As the director of the federal TRIO-funded McNair Scholars Program at Augsburg College, Tavera sees parallels between her art and her job in academia. “In both places I help people striving for equality reach their goals. I serve as a liaison so they [the students] can learn the culture of graduate school,” she says.
Paloma attends the School for Environmental Studies at the Minnesota Zoo in Apple Valley, and is passionate about environmental science. She is participating in the Minneapolis Institute of Arts (Mia’s) Girls Design the World: Supporting Green Communities project. This STEAM (science, technology, engineering, art and math) project is a joint effort of Mia and the National Museums of Kenya, Nairobi. On their respective continents, the girls will define their own art/science project. Paloma wants to explore invasive species, loss of pollinators and a topic that is universal – water impurities.
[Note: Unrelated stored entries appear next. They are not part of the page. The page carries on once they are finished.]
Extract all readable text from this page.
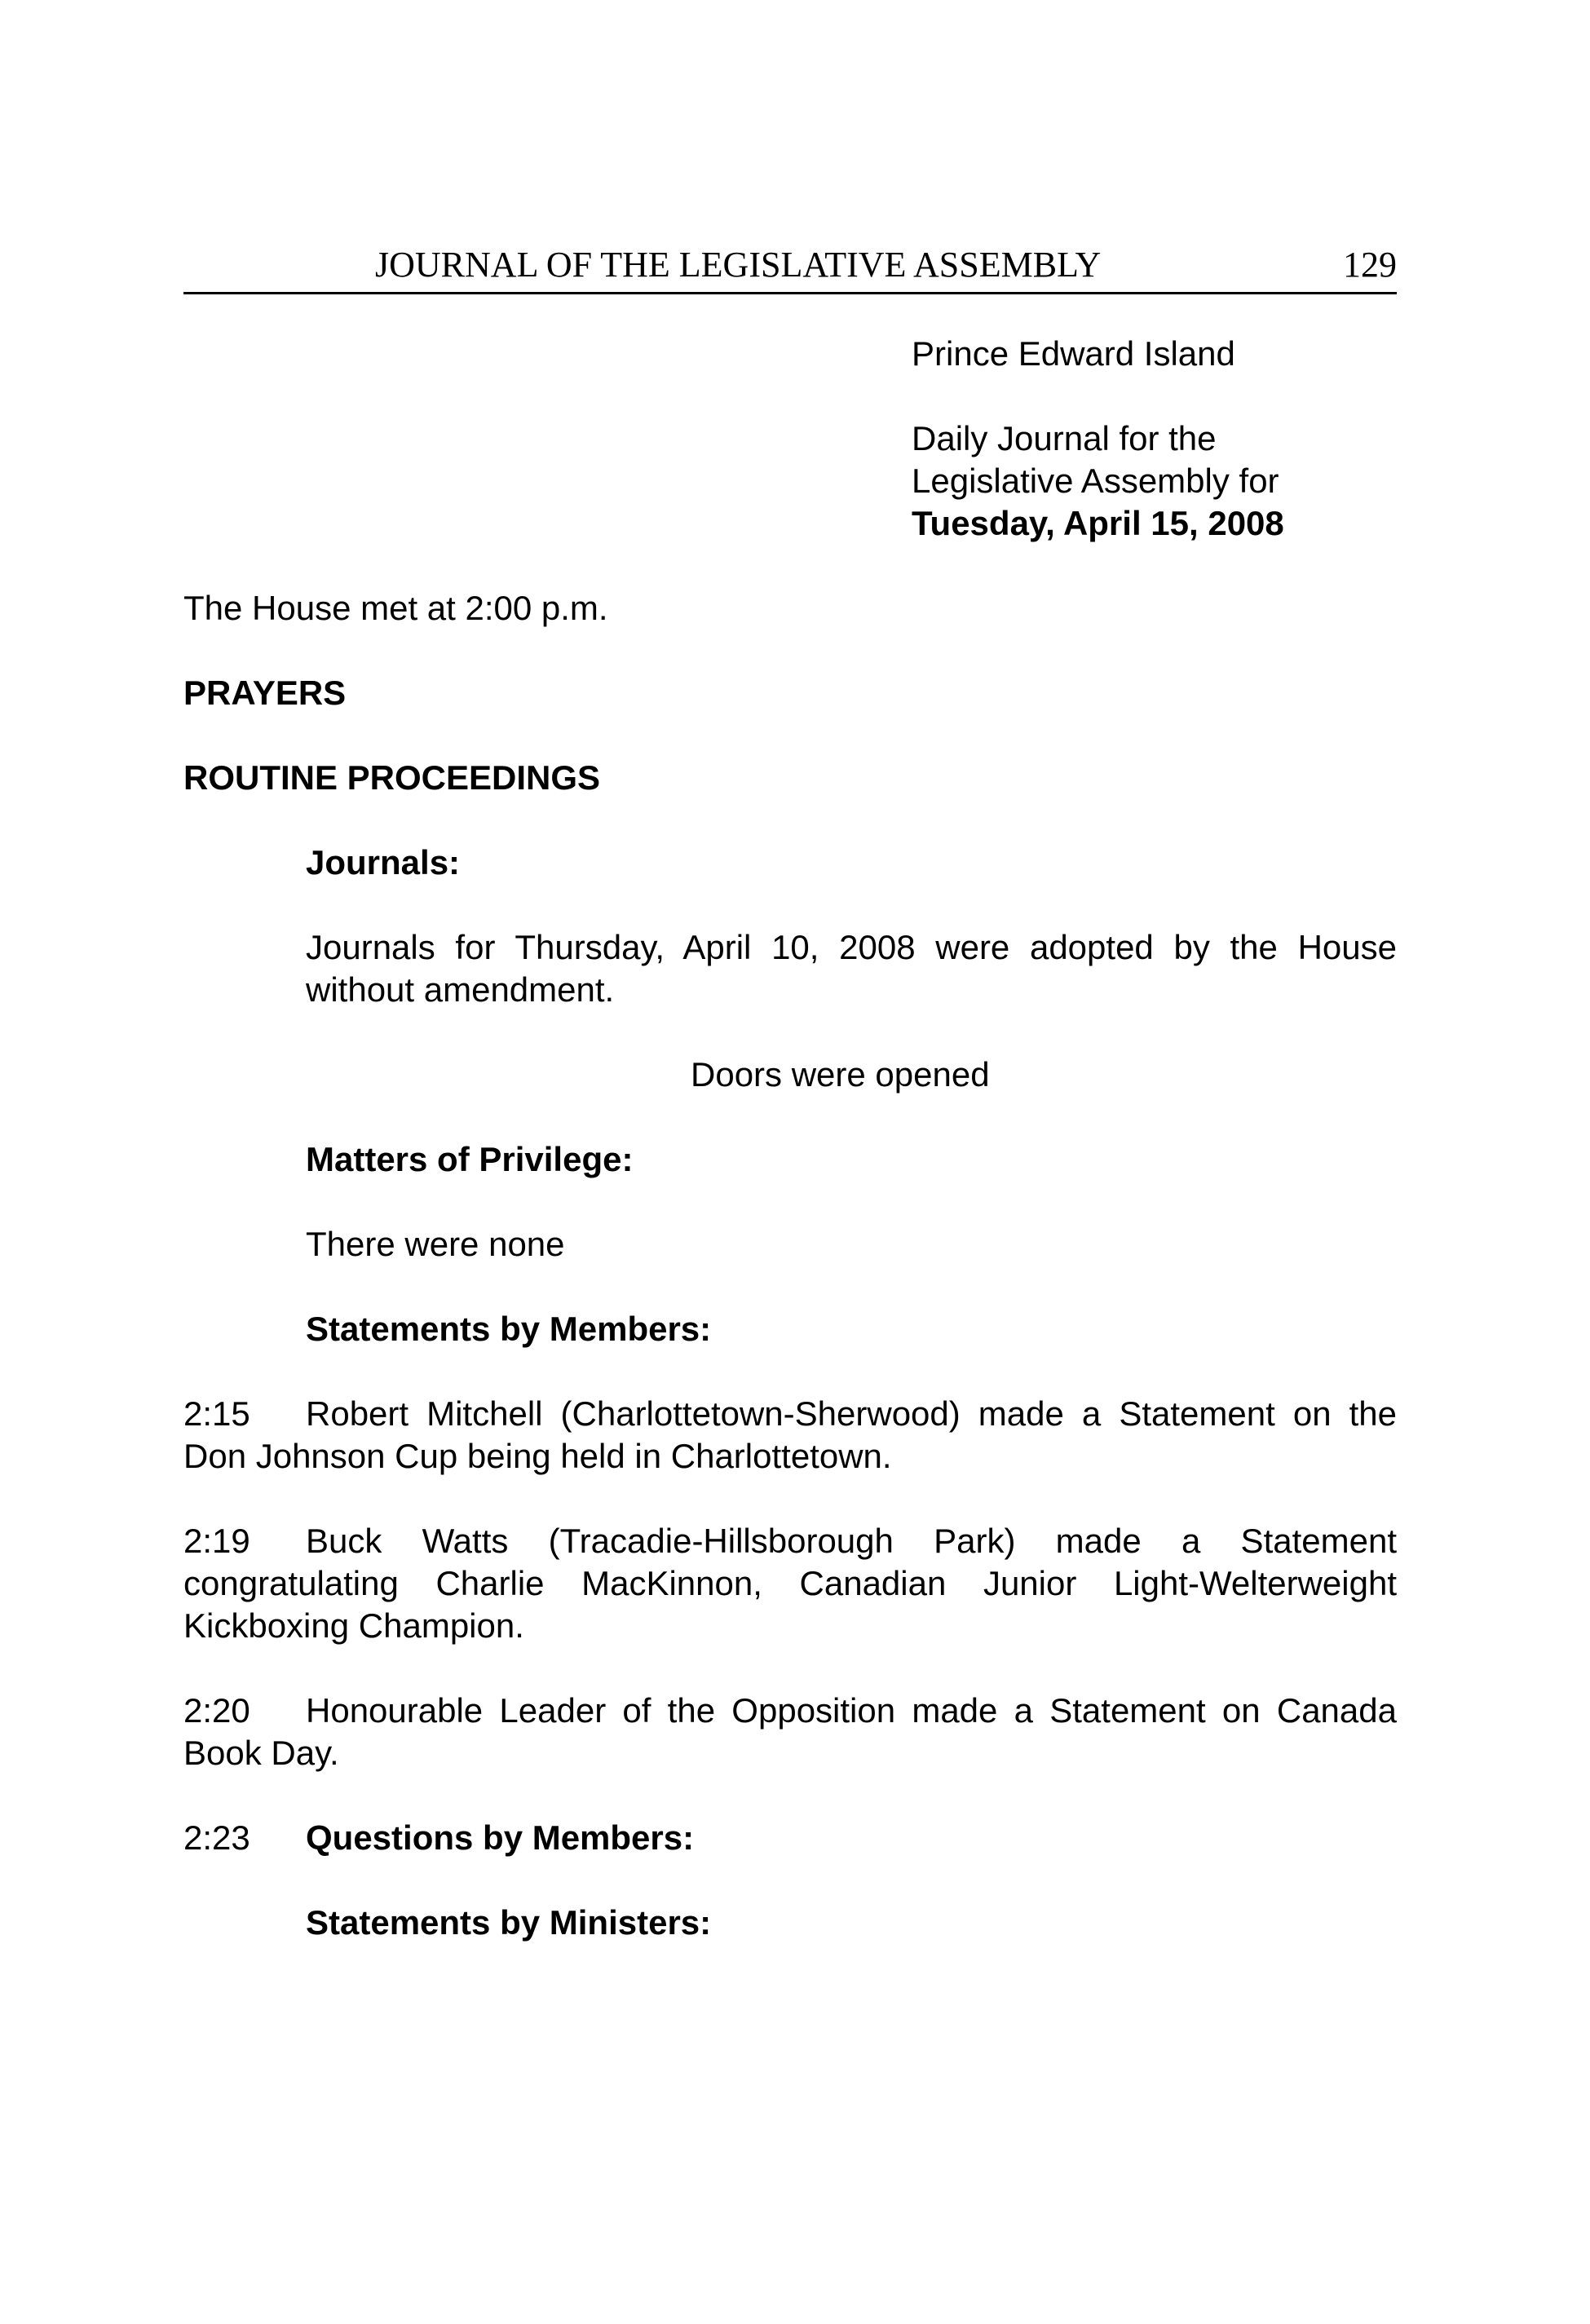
JOURNAL OF THE LEGISLATIVE ASSEMBLY	129
Prince Edward Island
Daily Journal for the
Legislative Assembly for
Tuesday, April 15, 2008
The House met at 2:00 p.m.
PRAYERS
ROUTINE PROCEEDINGS
Journals:
Journals for Thursday, April 10, 2008 were adopted by the House without amendment.
Doors were opened
Matters of Privilege:
There were none
Statements by Members:
2:15	Robert Mitchell (Charlottetown-Sherwood) made a Statement on the Don Johnson Cup being held in Charlottetown.
2:19	Buck Watts (Tracadie-Hillsborough Park) made a Statement congratulating Charlie MacKinnon, Canadian Junior Light-Welterweight Kickboxing Champion.
2:20	Honourable Leader of the Opposition made a Statement on Canada Book Day.
2:23 Questions by Members:
Statements by Ministers:
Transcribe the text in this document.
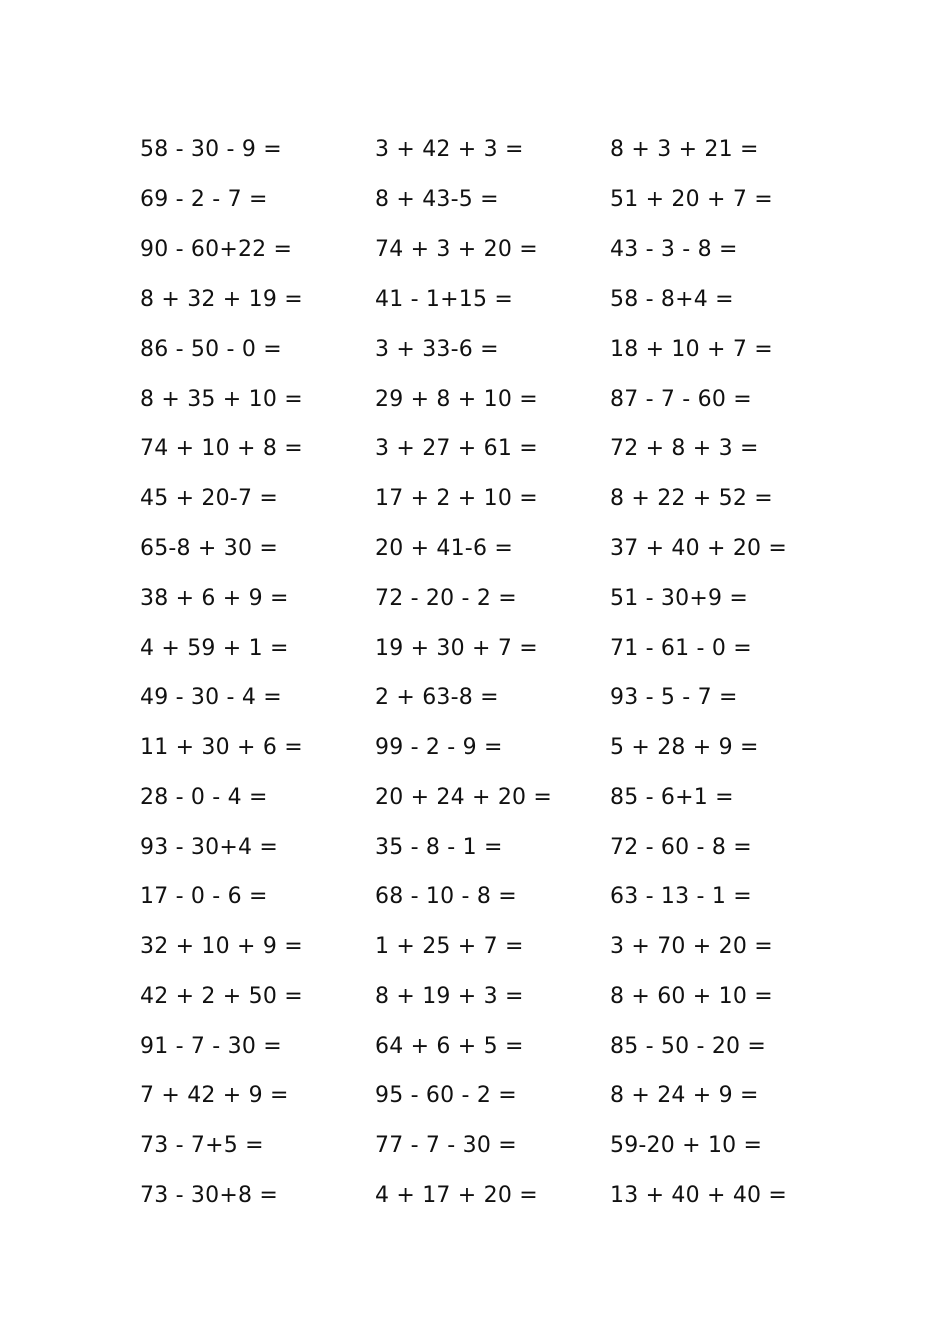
58 - 30 - 9 =	3 + 42 + 3 =	8 + 3 + 21 =
69 - 2 - 7 =	8 + 43-5 =	51 + 20 + 7 =
90 - 60+22 =	74 + 3 + 20 =	43 - 3 - 8 =
8 + 32 + 19 =	41 - 1+15 =	58 - 8+4 =
86 - 50 - 0 =	3 + 33-6 =	18 + 10 + 7 =
8 + 35 + 10 =	29 + 8 + 10 =	87 - 7 - 60 =
74 + 10 + 8 =	3 + 27 + 61 =	72 + 8 + 3 =
45 + 20-7 =	17 + 2 + 10 =	8 + 22 + 52 =
65-8 + 30 =	20 + 41-6 =	37 + 40 + 20 =
38 + 6 + 9 =	72 - 20 - 2 =	51 - 30+9 =
4 + 59 + 1 =	19 + 30 + 7 =	71 - 61 - 0 =
49 - 30 - 4 =	2 + 63-8 =	93 - 5 - 7 =
11 + 30 + 6 =	99 - 2 - 9 =	5 + 28 + 9 =
28 - 0 - 4 =	20 + 24 + 20 =	85 - 6+1 =
93 - 30+4 =	35 - 8 - 1 =	72 - 60 - 8 =
17 - 0 - 6 =	68 - 10 - 8 =	63 - 13 - 1 =
32 + 10 + 9 =	1 + 25 + 7 =	3 + 70 + 20 =
42 + 2 + 50 =	8 + 19 + 3 =	8 + 60 + 10 =
91 - 7 - 30 =	64 + 6 + 5 =	85 - 50 - 20 =
7 + 42 + 9 =	95 - 60 - 2 =	8 + 24 + 9 =
73 - 7+5 =	77 - 7 - 30 =	59-20 + 10 =
73 - 30+8 =	4 + 17 + 20 =	13 + 40 + 40 =
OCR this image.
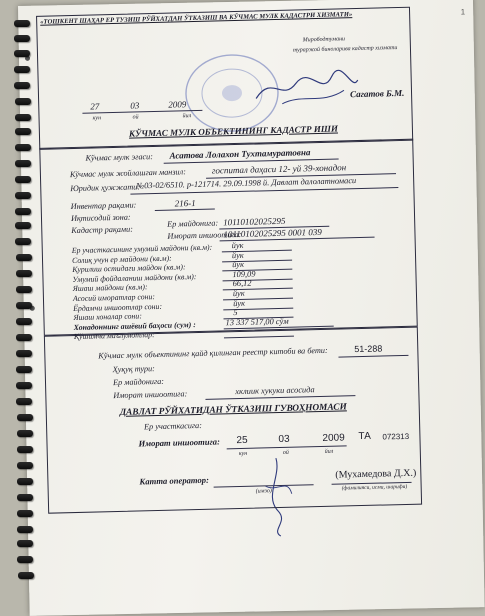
1
«ТОШКЕНТ ШАҲАР ЕР ТУЗИШ РЎЙХАТДАН ЎТКАЗИШ ВА КЎЧМАС МУЛК КАДАСТРИ ХИЗМАТИ»
Мирободтумани
тураржой биноларива кадастр хизмати
Сагатов Б.М.
27	03	2009
кун	ой	йил
КЎЧМАС МУЛК ОБЪЕКТИНИНГ КАДАСТР ИШИ
Кўчмас мулк эгаси: Асатова Лолахон Тухтамуратовна
Кўчмас мулк жойлашган манзил:	госпитал даҳаси 12- уй 39-хонадон
Юридик ҳужжати:
№03-02/6510. р-121714. 29.09.1998 й. Давлат далолатномаси
Инвентар рақами:	216-1
Иқтисодий зона:
Кадастр рақами:
Ер майдонига: 10110102025295
Иморат иншоотига:
10110102025295 0001 039
Ер участкасининг умумий майдони (кв.м): йук
Солиқ учун ер майдони (кв.м):	йук
Қурилиш остидаги майдон (кв.м):	йук
Умумий фойдаланиш майдони (кв.м):	109,09
Яшаш майдони (кв.м):	66,12
Асосий иморатлар сони:	йук
Ёрдамчи иншоотлар сони:	йук
Яшаш хоналар сони:	5
Хонадоннинг ашёвий баҳоси (сум) :	13 337 517,00 сўм
Қўшимча маълумотлар:
Кўчмас мулк объектининг қайд қилинган реестр китоби ва бети:	51-288
Ҳуқуқ тури:
Ер майдонига:
Иморат иншоотига:	хклиик хукуки асосида
ДАВЛАТ РЎЙХАТИДАН ЎТКАЗИШ ГУВОҲНОМАСИ
Ер участкасига:
Иморат иншоотига: 25	03	2009 ТА 072313
кун	ой	йил
Катта оператор:
(имзо)
(Мухамедова Д.Х.)
(фамилияси, исми, шарифи)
Paloma is on the youth advisory board of Courageous HeARTS, created by Lindsey Walz, a survivor of the 35W bridge collapse. The arts organization is to be a space for youth to heal, grow their dreams and learn to thrive. For Paloma, it is a safe space where she is learning to be an artist and how to raise money.
But what Paloma is most avid about in her arts activism is her work with the Gay Straight Alliance. She wants to “… use my art to expand the understanding of sexual identity and the full spectrum of sexual identity.” Through Courageous HeARTS, Paloma, with other youth, are brainstorming a visual arts project about new feminism for an exhibit for the Guerrilla Girls Twin Cities Takeover. It will be something about “… combating gender stereotypes and working toward the full humanization of women,” according to Paloma.